When Jean got home, her parents knew something was wrong. “Do you know what happened in school today?” she started when she had composed herself.
“Someone offered to let us know what will be examined next week. Can you imagine that? They wanted us to cheat in the exams.” her voice trailed off as she sat there in disbelief.
This is a rare reaction when comparing it with the recent claims that exams were leaked.
The Kenya National Examinations Council CEO and the Education Cabinet Secretary initially dismissed the allegations of leakage as a hoax, urging students and teachers to ignore media reports of leaked exams.
They later blamed the police, then teachers and finally technology.
What was not mentioned either by the officialdom or media is the matter of values and the erosion of Kenya’s moral foundation that makes it possible for officers to leak exams by selling these to gullible learners and parents.
Jean’s shock arose because cheating is unacceptable in her home. Tim and wife Mary have made it clear to their children that they would rather fail an honest attempt instead of cheat and pass with flying colours.
It’s not just talk in Tim’s household when he was a student in engineering, he encountered a challenge. An experiment they were required to do involved a machine in the university lab that had not worked for almost a decade. The technician, wanting to be helpful, offered to give the students the results obtained when it last worked.
He was caught in a dilemma to either attempt the experiment on a dysfunctional machine or copy the results.
He chose the first option for which the lecturer rewarded him with very low marks. Fortunately, that did not stop him from attaining a First Class Honours in mechanical engineering. This stand, along with other choices he, Mary and their children have made over the course of their lives gives fraud no place in their lives.
Parents, especially those who are Leaders of Family Business who accept, or worse, celebrate results produced by their children through fraud are solely to blame for exam leaks and the moral degradation strangling Kenya.
Leaders of Family Businesses ought to realise that children only cheat if they feel that examination results matter more to their parents than the manner in which they are obtained.
Courage to speak
No child who is assured of a guardian’s support and acceptance regardless of examination outcome will stoop to cheating.
Children who have a family-enforced moral compass will not take aantage of opportunities to cheat they will have the courage to stand up and speak out against such evil.
Children’s actions reflect the values at the family and community level.
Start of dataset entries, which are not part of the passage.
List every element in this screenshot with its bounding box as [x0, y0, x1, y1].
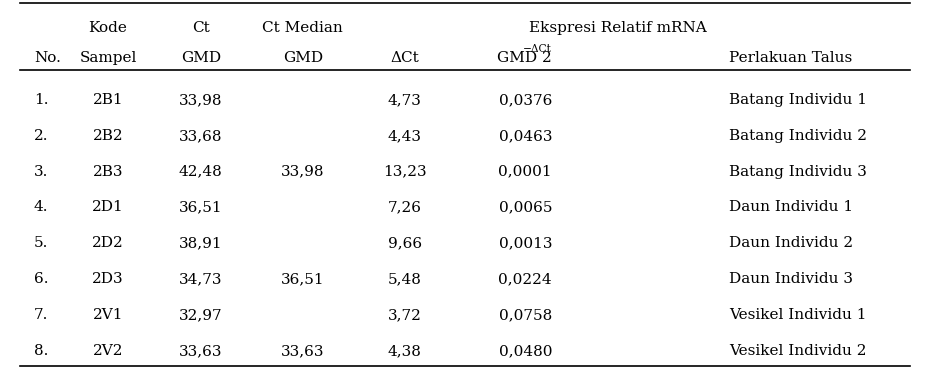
Text: 32,97: 32,97: [179, 308, 222, 322]
Text: Daun Individu 1: Daun Individu 1: [729, 201, 854, 215]
Text: Kode: Kode: [88, 21, 127, 35]
Text: GMD 2: GMD 2: [498, 51, 552, 65]
Text: 33,63: 33,63: [179, 344, 222, 358]
Text: 2B3: 2B3: [93, 165, 124, 178]
Text: 0,0463: 0,0463: [498, 129, 552, 143]
Text: 2V2: 2V2: [93, 344, 124, 358]
Text: ΔCt: ΔCt: [391, 51, 419, 65]
Text: 8.: 8.: [33, 344, 48, 358]
Text: Vesikel Individu 2: Vesikel Individu 2: [729, 344, 867, 358]
Text: 5,48: 5,48: [388, 272, 421, 286]
Text: 2V1: 2V1: [93, 308, 124, 322]
Text: Daun Individu 3: Daun Individu 3: [729, 272, 853, 286]
Text: 3,72: 3,72: [388, 308, 421, 322]
Text: 7,26: 7,26: [388, 201, 421, 215]
Text: GMD: GMD: [283, 51, 323, 65]
Text: No.: No.: [33, 51, 60, 65]
Text: 0,0480: 0,0480: [498, 344, 552, 358]
Text: 33,68: 33,68: [179, 129, 222, 143]
Text: −ΔCt: −ΔCt: [523, 44, 551, 54]
Text: 4,43: 4,43: [388, 129, 421, 143]
Text: 2D3: 2D3: [92, 272, 124, 286]
Text: Vesikel Individu 1: Vesikel Individu 1: [729, 308, 867, 322]
Text: Batang Individu 2: Batang Individu 2: [729, 129, 868, 143]
Text: Batang Individu 3: Batang Individu 3: [729, 165, 867, 178]
Text: Perlakuan Talus: Perlakuan Talus: [729, 51, 853, 65]
Text: 6.: 6.: [33, 272, 48, 286]
Text: GMD: GMD: [180, 51, 220, 65]
Text: 2D1: 2D1: [92, 201, 124, 215]
Text: 1.: 1.: [33, 93, 48, 107]
Text: 36,51: 36,51: [179, 201, 222, 215]
Text: 2B1: 2B1: [93, 93, 124, 107]
Text: 2D2: 2D2: [92, 236, 124, 250]
Text: 3.: 3.: [33, 165, 48, 178]
Text: Daun Individu 2: Daun Individu 2: [729, 236, 854, 250]
Text: 0,0065: 0,0065: [498, 201, 552, 215]
Text: 4,73: 4,73: [388, 93, 421, 107]
Text: 0,0001: 0,0001: [498, 165, 552, 178]
Text: 7.: 7.: [33, 308, 48, 322]
Text: Ct: Ct: [192, 21, 209, 35]
Text: 33,98: 33,98: [281, 165, 325, 178]
Text: 4,38: 4,38: [388, 344, 421, 358]
Text: 2B2: 2B2: [93, 129, 124, 143]
Text: 33,98: 33,98: [179, 93, 222, 107]
Text: 34,73: 34,73: [179, 272, 222, 286]
Text: 4.: 4.: [33, 201, 48, 215]
Text: 38,91: 38,91: [179, 236, 222, 250]
Text: 5.: 5.: [33, 236, 48, 250]
Text: 9,66: 9,66: [388, 236, 422, 250]
Text: Ekspresi Relatif mRNA: Ekspresi Relatif mRNA: [529, 21, 707, 35]
Text: Batang Individu 1: Batang Individu 1: [729, 93, 868, 107]
Text: 2.: 2.: [33, 129, 48, 143]
Text: 0,0376: 0,0376: [498, 93, 552, 107]
Text: 13,23: 13,23: [383, 165, 427, 178]
Text: 33,63: 33,63: [281, 344, 325, 358]
Text: 0,0224: 0,0224: [498, 272, 552, 286]
Text: 0,0758: 0,0758: [498, 308, 551, 322]
Text: Sampel: Sampel: [79, 51, 137, 65]
Text: Ct Median: Ct Median: [262, 21, 343, 35]
Text: 42,48: 42,48: [179, 165, 222, 178]
Text: 0,0013: 0,0013: [498, 236, 552, 250]
Text: 36,51: 36,51: [281, 272, 325, 286]
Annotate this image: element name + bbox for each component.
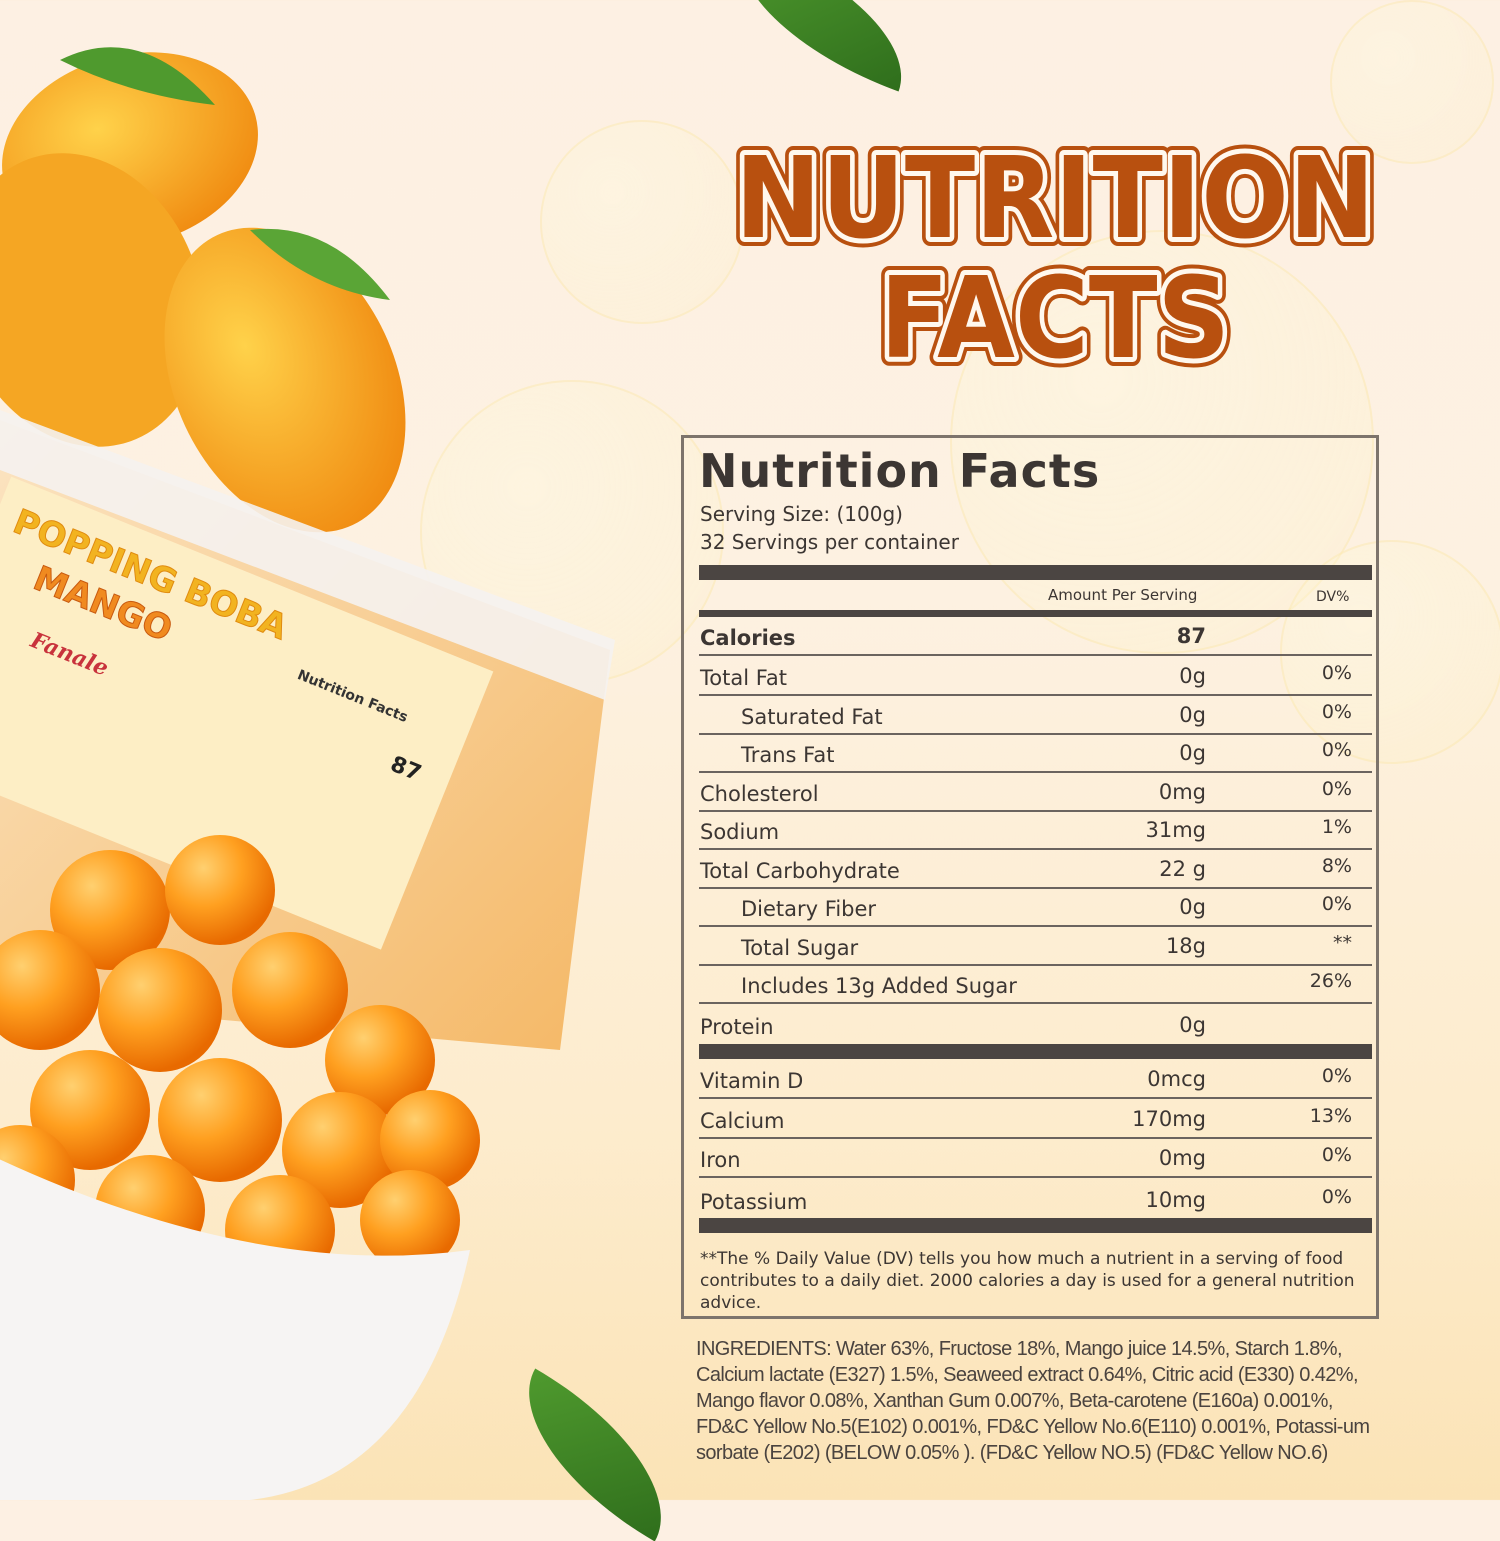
nutrient-amount: 0g bbox=[1179, 895, 1206, 919]
nutrient-label: Saturated Fat bbox=[741, 704, 883, 729]
calories-row: Calories 87 bbox=[699, 618, 1372, 656]
nutrient-label: Sodium bbox=[700, 820, 780, 844]
nutrient-label: Protein bbox=[700, 1014, 774, 1039]
headline-line1: NUTRITION bbox=[735, 134, 1375, 264]
bubble-decoration bbox=[1330, 0, 1494, 164]
product-photo: POPPING BOBA MANGO Fanale Nutrition Fact… bbox=[0, 47, 615, 1500]
nutrient-dv: 8% bbox=[1321, 854, 1352, 877]
daily-value-footnote: **The % Daily Value (DV) tells you how m… bbox=[700, 1249, 1355, 1313]
nutrient-amount: 0g bbox=[1179, 702, 1206, 727]
leaf bbox=[60, 47, 215, 105]
nutrient-dv: 0% bbox=[1321, 1185, 1352, 1208]
nutrient-label: Iron bbox=[700, 1148, 741, 1172]
nutrient-dv: 0% bbox=[1321, 1065, 1352, 1087]
header-dv: DV% bbox=[1316, 589, 1350, 605]
nutrient-dv: 13% bbox=[1309, 1104, 1352, 1127]
nutrient-row: Total Sugar 18g ** bbox=[699, 928, 1372, 966]
nutrient-row: Cholesterol 0mg 0% bbox=[699, 774, 1372, 812]
nutrient-amount: 0mcg bbox=[1147, 1067, 1206, 1091]
headline-line2-inner: FACTS bbox=[880, 254, 1230, 380]
headline-line2-outline: FACTS bbox=[880, 254, 1230, 380]
nutrient-label: Total Fat bbox=[700, 666, 787, 690]
nutrient-dv: 1% bbox=[1321, 816, 1352, 838]
nutrition-facts-panel: Nutrition Facts Serving Size: (100g) 32 … bbox=[681, 435, 1379, 1319]
nutrient-amount: 0g bbox=[1179, 664, 1206, 688]
nutrient-row: Potassium 10mg 0% bbox=[699, 1180, 1372, 1218]
mango-cut bbox=[0, 153, 204, 447]
nutrient-row: Calcium 170mg 13% bbox=[699, 1101, 1372, 1139]
nutrient-dv: 0% bbox=[1321, 662, 1352, 684]
nutrient-amount: 170mg bbox=[1132, 1106, 1206, 1131]
divider-thick bbox=[699, 565, 1372, 580]
nutrient-row: Protein 0g bbox=[699, 1005, 1372, 1043]
headline-line1-outline: NUTRITION bbox=[735, 134, 1375, 264]
divider-medium bbox=[699, 610, 1372, 617]
nutrient-amount: 22 g bbox=[1159, 856, 1206, 881]
ingredients-text: INGREDIENTS: Water 63%, Fructose 18%, Ma… bbox=[696, 1338, 1370, 1464]
servings-per-container: 32 Servings per container bbox=[700, 530, 959, 554]
nutrient-label: Dietary Fiber bbox=[741, 897, 877, 921]
nutrient-label: Calcium bbox=[700, 1108, 785, 1133]
bubble-decoration bbox=[540, 120, 744, 324]
nutrient-label: Cholesterol bbox=[700, 781, 819, 806]
nutrient-row: Dietary Fiber 0g 0% bbox=[699, 889, 1372, 927]
nutrient-amount: 31mg bbox=[1145, 818, 1206, 842]
nutrient-dv: 26% bbox=[1309, 970, 1352, 992]
nutrient-label: Vitamin D bbox=[700, 1069, 804, 1093]
nutrient-dv: 0% bbox=[1321, 893, 1352, 915]
nutrient-label: Total Carbohydrate bbox=[700, 858, 900, 883]
nutrient-label: Potassium bbox=[700, 1189, 808, 1214]
panel-title: Nutrition Facts bbox=[699, 444, 1101, 498]
nutrient-amount: 18g bbox=[1165, 933, 1206, 958]
nutrient-amount: 10mg bbox=[1145, 1187, 1206, 1212]
nutrient-amount: 0mg bbox=[1158, 1146, 1206, 1170]
bowl bbox=[0, 1159, 470, 1500]
serving-size: Serving Size: (100g) bbox=[700, 502, 903, 526]
headline: NUTRITION NUTRITION NUTRITION FACTS FACT… bbox=[726, 130, 1384, 380]
nutrient-dv: 0% bbox=[1321, 777, 1352, 800]
nutrient-amount: 0mg bbox=[1158, 779, 1206, 804]
nutrient-row: Iron 0mg 0% bbox=[699, 1140, 1372, 1178]
nutrient-label: Trans Fat bbox=[741, 743, 835, 767]
mango-whole bbox=[164, 227, 406, 533]
header-amount: Amount Per Serving bbox=[1048, 586, 1198, 604]
leaf bbox=[250, 228, 390, 300]
headline-line1-inner: NUTRITION bbox=[735, 134, 1375, 264]
nutrient-row: Total Carbohydrate 22 g 8% bbox=[699, 851, 1372, 889]
nutrient-label: Includes 13g Added Sugar bbox=[741, 974, 1017, 998]
nutrient-dv: 0% bbox=[1321, 700, 1352, 723]
calories-value: 87 bbox=[1176, 624, 1206, 648]
nutrient-row: Saturated Fat 0g 0% bbox=[699, 697, 1372, 735]
nutrient-row: Vitamin D 0mcg 0% bbox=[699, 1061, 1372, 1099]
divider-thick bbox=[699, 1044, 1372, 1059]
headline-line2: FACTS bbox=[880, 254, 1230, 380]
nutrient-label: Total Sugar bbox=[741, 935, 859, 960]
calories-label: Calories bbox=[700, 626, 796, 650]
divider-thick bbox=[699, 1218, 1372, 1233]
tub-label bbox=[0, 476, 494, 950]
nutrient-dv: ** bbox=[1333, 931, 1352, 954]
nutrient-row: Trans Fat 0g 0% bbox=[699, 735, 1372, 773]
nutrient-dv: 0% bbox=[1321, 1144, 1352, 1166]
nutrient-row: Sodium 31mg 1% bbox=[699, 812, 1372, 850]
nutrient-row: Total Fat 0g 0% bbox=[699, 658, 1372, 696]
nutrient-row: Includes 13g Added Sugar 26% bbox=[699, 966, 1372, 1004]
leaf-decoration bbox=[710, 0, 930, 92]
tub-lid bbox=[0, 410, 615, 700]
nutrient-dv: 0% bbox=[1321, 739, 1352, 761]
nutrient-amount: 0g bbox=[1179, 1012, 1206, 1037]
nutrient-amount: 0g bbox=[1179, 741, 1206, 765]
While there may be a few whose behaviour is in direct contrast to what their parents hold dear in private and in public, majority are guided by what is acceptable in their own homes.
Cheating in exams ought to be blamed on parents, not children.
It is possible to bring up children to have strong convictions regarding what is right or wrong.
This is only possible when parents live as examples of virtuous behaviour rather than just giving lip service with regard to desirable traits. This does not mean that parents have to be perfect they just have to establish and enforce a moral foundation upon which the family’s bases its behaviour.
No examination at county, national or international level should be presented to children as a life-and-death struggle whose outcome determines their place in the family.
Leaders of Family Business ought to encourage their children to prepare, perform to the best of their ability and to stand up against unethical behaviour in examinations. This is more important than applauding fraud.